Astor had been to see “The Producers” and, before that, Broderick’s “How to Succeed in Business,” five times previously, Hart testified.

“She had had him to Holly Hill,” her 75-acre estate in Westchester, Hart told jurors. Broderick, 61 years her junior, was not just a crush, but a friend.

But after the doddering doyenne sat through “The Producers,” Hart took her to a nearby restaurant, where they waited for Broderick and co-star Nathan Lane to change and join them for dinner.
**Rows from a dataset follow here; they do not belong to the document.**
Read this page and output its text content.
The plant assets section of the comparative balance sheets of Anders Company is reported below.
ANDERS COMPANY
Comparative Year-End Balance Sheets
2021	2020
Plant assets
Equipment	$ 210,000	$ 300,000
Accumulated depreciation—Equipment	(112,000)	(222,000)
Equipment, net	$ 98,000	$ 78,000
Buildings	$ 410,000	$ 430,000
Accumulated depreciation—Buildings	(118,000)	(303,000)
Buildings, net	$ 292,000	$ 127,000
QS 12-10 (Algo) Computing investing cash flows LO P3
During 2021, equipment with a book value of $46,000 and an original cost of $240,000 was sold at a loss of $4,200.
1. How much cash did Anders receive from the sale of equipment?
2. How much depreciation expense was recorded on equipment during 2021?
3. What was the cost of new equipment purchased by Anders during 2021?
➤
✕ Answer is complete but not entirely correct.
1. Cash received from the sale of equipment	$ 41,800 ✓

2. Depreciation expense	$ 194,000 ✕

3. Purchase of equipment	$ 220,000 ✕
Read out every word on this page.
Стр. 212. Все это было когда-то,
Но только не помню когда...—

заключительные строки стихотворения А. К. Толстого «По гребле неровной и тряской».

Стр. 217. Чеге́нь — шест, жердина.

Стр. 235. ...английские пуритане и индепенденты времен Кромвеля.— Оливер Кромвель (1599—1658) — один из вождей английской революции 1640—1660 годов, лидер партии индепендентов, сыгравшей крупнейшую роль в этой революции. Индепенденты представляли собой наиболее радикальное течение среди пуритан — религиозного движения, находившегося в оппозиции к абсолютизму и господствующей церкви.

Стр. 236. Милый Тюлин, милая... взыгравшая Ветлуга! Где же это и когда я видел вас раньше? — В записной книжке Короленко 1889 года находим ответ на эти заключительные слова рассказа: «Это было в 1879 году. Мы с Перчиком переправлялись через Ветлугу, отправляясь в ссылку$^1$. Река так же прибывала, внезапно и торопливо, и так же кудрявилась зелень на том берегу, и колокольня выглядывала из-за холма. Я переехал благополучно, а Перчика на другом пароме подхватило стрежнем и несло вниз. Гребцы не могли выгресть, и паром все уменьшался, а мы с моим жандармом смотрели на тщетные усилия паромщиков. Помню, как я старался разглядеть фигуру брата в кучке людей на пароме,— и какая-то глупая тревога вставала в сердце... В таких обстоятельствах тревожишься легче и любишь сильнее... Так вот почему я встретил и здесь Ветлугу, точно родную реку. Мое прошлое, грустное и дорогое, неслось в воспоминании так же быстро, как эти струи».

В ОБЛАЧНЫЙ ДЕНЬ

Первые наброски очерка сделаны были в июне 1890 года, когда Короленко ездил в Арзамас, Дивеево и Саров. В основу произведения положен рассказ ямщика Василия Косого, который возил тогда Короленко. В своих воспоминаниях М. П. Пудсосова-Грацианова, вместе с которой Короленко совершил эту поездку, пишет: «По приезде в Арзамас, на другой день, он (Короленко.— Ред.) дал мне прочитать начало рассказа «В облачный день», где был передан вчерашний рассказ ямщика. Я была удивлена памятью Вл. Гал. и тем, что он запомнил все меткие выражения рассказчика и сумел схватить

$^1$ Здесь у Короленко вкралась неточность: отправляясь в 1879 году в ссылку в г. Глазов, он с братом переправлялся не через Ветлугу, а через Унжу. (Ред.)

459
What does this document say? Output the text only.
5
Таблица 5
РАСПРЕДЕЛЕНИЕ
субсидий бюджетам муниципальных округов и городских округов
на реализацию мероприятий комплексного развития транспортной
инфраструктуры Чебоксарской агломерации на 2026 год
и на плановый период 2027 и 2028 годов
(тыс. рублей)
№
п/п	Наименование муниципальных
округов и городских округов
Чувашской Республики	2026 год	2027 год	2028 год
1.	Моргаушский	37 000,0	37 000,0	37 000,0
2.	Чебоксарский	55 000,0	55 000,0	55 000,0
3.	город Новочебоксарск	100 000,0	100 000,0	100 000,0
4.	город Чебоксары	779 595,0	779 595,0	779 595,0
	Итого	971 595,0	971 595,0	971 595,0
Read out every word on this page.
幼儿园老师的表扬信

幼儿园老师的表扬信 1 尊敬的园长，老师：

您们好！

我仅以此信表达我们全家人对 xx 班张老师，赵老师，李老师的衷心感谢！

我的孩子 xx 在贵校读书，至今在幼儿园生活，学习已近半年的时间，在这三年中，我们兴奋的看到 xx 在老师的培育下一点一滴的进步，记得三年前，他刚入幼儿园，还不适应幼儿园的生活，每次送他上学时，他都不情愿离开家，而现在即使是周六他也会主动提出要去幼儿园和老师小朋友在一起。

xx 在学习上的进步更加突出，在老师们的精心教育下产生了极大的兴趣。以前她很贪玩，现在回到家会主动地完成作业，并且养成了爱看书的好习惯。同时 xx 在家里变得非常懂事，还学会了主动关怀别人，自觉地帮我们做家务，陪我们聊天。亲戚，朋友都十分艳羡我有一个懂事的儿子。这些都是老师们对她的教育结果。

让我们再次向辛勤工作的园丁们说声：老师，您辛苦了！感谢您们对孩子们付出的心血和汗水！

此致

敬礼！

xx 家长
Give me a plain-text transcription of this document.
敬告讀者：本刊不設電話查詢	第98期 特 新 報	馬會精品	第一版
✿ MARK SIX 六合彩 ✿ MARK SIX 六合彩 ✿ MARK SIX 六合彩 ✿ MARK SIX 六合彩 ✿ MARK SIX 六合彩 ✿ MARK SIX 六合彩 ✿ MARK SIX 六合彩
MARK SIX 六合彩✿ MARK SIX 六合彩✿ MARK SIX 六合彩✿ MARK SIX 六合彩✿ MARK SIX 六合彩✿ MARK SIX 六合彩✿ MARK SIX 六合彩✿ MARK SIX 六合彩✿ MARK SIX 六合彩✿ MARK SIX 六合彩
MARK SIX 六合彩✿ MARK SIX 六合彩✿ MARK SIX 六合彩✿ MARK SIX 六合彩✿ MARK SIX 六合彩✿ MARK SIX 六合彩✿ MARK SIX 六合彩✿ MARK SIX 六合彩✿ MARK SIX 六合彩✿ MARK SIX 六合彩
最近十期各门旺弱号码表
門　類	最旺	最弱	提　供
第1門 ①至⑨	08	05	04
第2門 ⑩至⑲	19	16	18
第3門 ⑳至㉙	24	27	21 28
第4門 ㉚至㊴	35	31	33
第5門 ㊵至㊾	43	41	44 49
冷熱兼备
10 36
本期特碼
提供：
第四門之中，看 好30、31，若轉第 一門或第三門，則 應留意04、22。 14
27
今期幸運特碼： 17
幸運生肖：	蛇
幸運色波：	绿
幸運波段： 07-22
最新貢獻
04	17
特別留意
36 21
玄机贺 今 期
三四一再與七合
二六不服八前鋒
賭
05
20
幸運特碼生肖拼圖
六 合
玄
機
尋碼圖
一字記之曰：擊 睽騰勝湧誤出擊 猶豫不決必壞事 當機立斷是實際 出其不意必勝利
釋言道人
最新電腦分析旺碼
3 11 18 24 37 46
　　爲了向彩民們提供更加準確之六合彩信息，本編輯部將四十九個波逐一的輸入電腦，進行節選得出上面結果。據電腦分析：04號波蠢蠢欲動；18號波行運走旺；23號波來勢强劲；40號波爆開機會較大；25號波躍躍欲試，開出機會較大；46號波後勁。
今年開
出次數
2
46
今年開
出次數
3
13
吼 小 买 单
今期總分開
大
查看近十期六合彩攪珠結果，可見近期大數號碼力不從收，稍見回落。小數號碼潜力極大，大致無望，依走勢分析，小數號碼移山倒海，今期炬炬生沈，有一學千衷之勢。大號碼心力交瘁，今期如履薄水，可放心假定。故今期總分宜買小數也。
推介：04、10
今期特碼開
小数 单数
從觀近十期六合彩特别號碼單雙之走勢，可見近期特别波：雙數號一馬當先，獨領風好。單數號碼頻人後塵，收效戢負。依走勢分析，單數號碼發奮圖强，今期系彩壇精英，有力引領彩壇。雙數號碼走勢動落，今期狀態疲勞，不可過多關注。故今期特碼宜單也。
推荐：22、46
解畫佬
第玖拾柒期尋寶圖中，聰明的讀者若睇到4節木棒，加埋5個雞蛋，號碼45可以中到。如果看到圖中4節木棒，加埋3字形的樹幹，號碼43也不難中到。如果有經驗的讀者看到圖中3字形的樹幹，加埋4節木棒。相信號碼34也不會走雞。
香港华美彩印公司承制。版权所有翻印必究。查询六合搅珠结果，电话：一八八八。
When Broderick entered, Astor didn’t know who he was.

Confronted, Broderick introduced himself, comically noting her longstanding crush — “You love me!” — and asking, “How did you like the show?”

“I loved the morning, but the afternoon went on way too long,” Astor answered, sounding utterly un-moored.

“Well, it’s shorter when Nathan isn’t in it,” Broderick protested, for the benefit of Lane, who had also joined the table. Everyone burst into laughter, including Astor, who enjoyed a good laugh even when she didn’t understand the joke, Hart said.

“Matthew told the joke to ease the discomfort” and to put Astor at ease, he explained. “What she got and what she didn’t get didn’t really matter; she knew she was in a safe place.”

By 2003, Broderick spent his visits with Astor singing funny songs to her, or joining her in playing with her glass figurines. “I’m ga-ga,” she’d admit — when she could converse at all.

Astor, incidentally, had had other crushes besides Broderick, Hart noted. In 1998, she’d been invited to the White House to accept from President Clinton a Medal of Freedom for her philanthropy. She was 96 at the time.

“I think she thought he flirted with her,” Hart told jurors, smiling.

After court, he elaborated.

“She insisted Bill Clinton had grabbed her on the lower back. The very low back,” Hart said, smiling again at the memory. “She thought he was a lady’s man, but she didn’t mind.” And as for Astor’s comment about “The Producers” — “She was right about the play itself. The second act was endless!”

Astor never wanted Marshall to inherit her fortune, Hart said, recounting how she once read to him from the biography of Andrew Carnegie: “Very little comes of inherited wealth.”

The trial continues today with possible witnesses including Metropolitan Museum curator James Watt and former Astor secretary Birgit Darby.